A shortage in Abkhazia’s fuel market has been expected in Abkhazia since February 2021, in part because of an increase in Russian fuel prices. While previously Abkhazia imported petrol from both Turkey and Russia, it now only imports from Russia with a state-owned company making all the purchases from Russian state-owned company Rosneft. 

Abkhazia has also not updated the quotas on the amount of duty-free fuel it can buy from Russia, despite changing consumption rates.

According to the Abkhazian Minister of Economy Christina Ozgan, negotiations are presently underway to increase these quotas.

A similar shortage of fuel previously afflicted Abkhazia in June of this year.

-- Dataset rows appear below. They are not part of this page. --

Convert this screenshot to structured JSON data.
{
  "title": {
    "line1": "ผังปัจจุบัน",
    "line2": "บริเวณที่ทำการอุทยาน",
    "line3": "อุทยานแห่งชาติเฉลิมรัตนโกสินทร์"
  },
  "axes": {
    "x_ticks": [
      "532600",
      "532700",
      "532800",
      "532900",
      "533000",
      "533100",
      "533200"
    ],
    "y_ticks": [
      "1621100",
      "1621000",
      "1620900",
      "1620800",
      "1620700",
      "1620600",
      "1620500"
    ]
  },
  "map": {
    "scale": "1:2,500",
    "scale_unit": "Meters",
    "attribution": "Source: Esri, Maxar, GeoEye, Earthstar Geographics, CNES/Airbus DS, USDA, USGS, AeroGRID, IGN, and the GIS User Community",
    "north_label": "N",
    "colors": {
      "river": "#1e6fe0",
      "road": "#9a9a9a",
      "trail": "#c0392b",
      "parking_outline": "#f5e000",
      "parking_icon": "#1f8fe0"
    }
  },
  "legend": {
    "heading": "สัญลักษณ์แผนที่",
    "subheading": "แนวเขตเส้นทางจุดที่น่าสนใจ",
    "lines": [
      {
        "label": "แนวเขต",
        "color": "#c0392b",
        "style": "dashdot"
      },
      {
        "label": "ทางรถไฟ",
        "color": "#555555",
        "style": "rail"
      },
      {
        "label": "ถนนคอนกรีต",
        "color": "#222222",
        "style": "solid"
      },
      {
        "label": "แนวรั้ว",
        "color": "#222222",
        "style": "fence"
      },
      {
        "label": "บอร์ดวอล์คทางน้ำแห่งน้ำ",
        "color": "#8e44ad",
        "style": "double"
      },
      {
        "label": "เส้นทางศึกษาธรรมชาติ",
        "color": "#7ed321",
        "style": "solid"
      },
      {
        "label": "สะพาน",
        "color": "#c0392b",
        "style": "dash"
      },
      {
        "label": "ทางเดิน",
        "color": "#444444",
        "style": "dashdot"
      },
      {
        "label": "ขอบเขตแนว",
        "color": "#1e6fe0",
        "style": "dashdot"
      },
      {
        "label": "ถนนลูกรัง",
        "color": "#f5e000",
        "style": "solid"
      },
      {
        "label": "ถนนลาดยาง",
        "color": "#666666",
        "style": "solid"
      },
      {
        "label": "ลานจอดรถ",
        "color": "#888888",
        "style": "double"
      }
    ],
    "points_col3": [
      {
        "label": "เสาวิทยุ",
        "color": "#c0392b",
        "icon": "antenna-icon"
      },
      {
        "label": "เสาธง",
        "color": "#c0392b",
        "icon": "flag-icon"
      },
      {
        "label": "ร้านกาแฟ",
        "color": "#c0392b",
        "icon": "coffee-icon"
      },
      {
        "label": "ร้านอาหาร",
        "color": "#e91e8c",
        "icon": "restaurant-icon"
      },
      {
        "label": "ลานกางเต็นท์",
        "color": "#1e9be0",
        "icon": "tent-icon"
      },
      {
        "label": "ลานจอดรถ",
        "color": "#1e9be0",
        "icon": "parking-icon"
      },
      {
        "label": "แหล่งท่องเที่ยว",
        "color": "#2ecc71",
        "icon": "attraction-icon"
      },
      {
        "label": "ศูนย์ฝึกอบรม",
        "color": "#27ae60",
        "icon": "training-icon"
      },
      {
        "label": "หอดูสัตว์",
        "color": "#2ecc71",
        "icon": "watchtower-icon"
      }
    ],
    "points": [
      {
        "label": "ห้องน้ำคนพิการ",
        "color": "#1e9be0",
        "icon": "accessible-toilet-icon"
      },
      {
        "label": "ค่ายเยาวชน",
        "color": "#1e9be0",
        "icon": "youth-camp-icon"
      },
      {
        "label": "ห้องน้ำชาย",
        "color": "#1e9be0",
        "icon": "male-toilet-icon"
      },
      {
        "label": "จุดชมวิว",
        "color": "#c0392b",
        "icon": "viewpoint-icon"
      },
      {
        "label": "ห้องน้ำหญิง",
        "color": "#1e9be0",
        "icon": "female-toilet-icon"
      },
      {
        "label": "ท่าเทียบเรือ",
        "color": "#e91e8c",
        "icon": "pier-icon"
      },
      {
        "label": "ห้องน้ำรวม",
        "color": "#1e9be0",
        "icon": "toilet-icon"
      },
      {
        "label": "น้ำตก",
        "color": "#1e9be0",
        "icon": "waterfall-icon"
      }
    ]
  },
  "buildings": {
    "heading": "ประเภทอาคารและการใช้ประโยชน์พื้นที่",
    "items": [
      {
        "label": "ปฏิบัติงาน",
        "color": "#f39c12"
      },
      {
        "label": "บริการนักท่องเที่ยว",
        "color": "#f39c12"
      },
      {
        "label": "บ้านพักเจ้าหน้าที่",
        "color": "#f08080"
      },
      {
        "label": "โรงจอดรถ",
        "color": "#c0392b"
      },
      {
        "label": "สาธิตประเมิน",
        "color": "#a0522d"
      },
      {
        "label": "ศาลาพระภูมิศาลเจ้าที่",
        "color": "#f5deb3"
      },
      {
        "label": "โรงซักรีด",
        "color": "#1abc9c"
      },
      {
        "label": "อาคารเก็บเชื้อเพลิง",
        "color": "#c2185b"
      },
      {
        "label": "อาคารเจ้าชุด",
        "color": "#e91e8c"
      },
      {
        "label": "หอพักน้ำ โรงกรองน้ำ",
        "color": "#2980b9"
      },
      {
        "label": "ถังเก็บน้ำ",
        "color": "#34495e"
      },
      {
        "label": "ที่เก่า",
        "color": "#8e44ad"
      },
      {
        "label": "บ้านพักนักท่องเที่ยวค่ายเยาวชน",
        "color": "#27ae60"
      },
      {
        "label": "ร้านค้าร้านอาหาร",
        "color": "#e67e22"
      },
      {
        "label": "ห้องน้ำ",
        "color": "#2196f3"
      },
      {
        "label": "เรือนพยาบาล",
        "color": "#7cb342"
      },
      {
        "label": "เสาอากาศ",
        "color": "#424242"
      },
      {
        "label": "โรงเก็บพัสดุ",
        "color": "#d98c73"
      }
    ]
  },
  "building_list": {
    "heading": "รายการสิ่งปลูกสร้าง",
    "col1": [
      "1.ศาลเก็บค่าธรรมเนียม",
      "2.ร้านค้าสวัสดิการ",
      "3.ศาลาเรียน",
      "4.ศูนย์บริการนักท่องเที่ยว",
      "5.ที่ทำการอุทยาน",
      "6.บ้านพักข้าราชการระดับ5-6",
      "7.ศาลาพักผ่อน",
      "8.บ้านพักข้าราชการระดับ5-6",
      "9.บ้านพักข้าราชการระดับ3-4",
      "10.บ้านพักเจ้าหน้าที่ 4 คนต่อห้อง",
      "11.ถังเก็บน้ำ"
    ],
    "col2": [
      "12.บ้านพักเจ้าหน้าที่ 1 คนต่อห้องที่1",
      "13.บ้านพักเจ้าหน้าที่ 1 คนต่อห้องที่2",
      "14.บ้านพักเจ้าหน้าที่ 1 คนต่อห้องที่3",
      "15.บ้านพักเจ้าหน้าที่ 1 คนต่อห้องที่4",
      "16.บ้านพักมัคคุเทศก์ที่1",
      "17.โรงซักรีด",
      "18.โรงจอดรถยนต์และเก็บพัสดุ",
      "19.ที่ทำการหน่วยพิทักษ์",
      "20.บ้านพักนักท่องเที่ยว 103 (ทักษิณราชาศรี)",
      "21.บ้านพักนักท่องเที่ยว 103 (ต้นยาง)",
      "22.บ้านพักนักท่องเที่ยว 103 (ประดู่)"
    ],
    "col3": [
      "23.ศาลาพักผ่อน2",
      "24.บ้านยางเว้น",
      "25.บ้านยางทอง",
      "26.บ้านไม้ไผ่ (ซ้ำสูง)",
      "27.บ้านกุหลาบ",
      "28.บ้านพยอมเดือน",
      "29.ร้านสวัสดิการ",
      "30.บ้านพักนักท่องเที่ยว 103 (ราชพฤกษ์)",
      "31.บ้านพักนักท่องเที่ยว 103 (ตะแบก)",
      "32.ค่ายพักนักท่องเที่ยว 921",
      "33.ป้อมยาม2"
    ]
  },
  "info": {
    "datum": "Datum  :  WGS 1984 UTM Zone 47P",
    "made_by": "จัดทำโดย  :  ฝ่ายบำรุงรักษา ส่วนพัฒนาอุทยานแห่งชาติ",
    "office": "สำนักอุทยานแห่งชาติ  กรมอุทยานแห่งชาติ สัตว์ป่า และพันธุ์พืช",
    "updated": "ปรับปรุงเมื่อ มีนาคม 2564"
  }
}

Reactions to the fuel crisis

A solution to the shortage of petrol was proposed at a press conference back in August by prominent opposition leader Temur Nadaraya, a member of the supreme council of the Aruaa (Defenders) a  veterans’ organisation with ties to former President Raul Khadzhimba. 

Meanwhile, opposition leader and former economy minister Adgur Ardzinba criticised the government for its inaction.

‘Back in May, oil companies contacted the Ministry of Economy and warned that there would be such a situation if the government did not respond in time’,  he said. ‘We have never had a price higher than in Sochi [Russia]. Our price per litre of fuel has always been three to four rubles lower than the retail price in neighbouring regions’. 

Local resident Odik Kakaliya has been driving for almost 50 years, according to him the shortage is a result of unscrupulous business owners.  

‘[I’m sure] they [business owners] hid the petrol, and are waiting for the prices to rise to get money by hook or crook. No one cares about the common people. When the price goes up, petrol will appear everywhere’, he told OC Media.

The fuel problem has also been actively discussed on Facebook and numerous users have posted photos of the long queues at gas stations around Abkhazia.

Despite the outrage, some think that a price rise for petrol is inevitable and will likely be permanent and that Abkhazians will just have to adapt.

‘We just got used to the fact that ours is cheap: electricity is cheap, gasoline is cheap as if we still live in the Soviet Union, but no. You just have to switch to small cars or electric cars’, Kakaliya said.

The primary geographic terms used in this article are those of the author’s.  For ease of reading, we choose not to use qualifiers such as ‘de facto’, ‘unrecognised’, or ‘partially recognised’ when discussing institutions or political positions within Abkhazia, Nagorno-Karabakh, and South Ossetia. This does not imply a position on their status.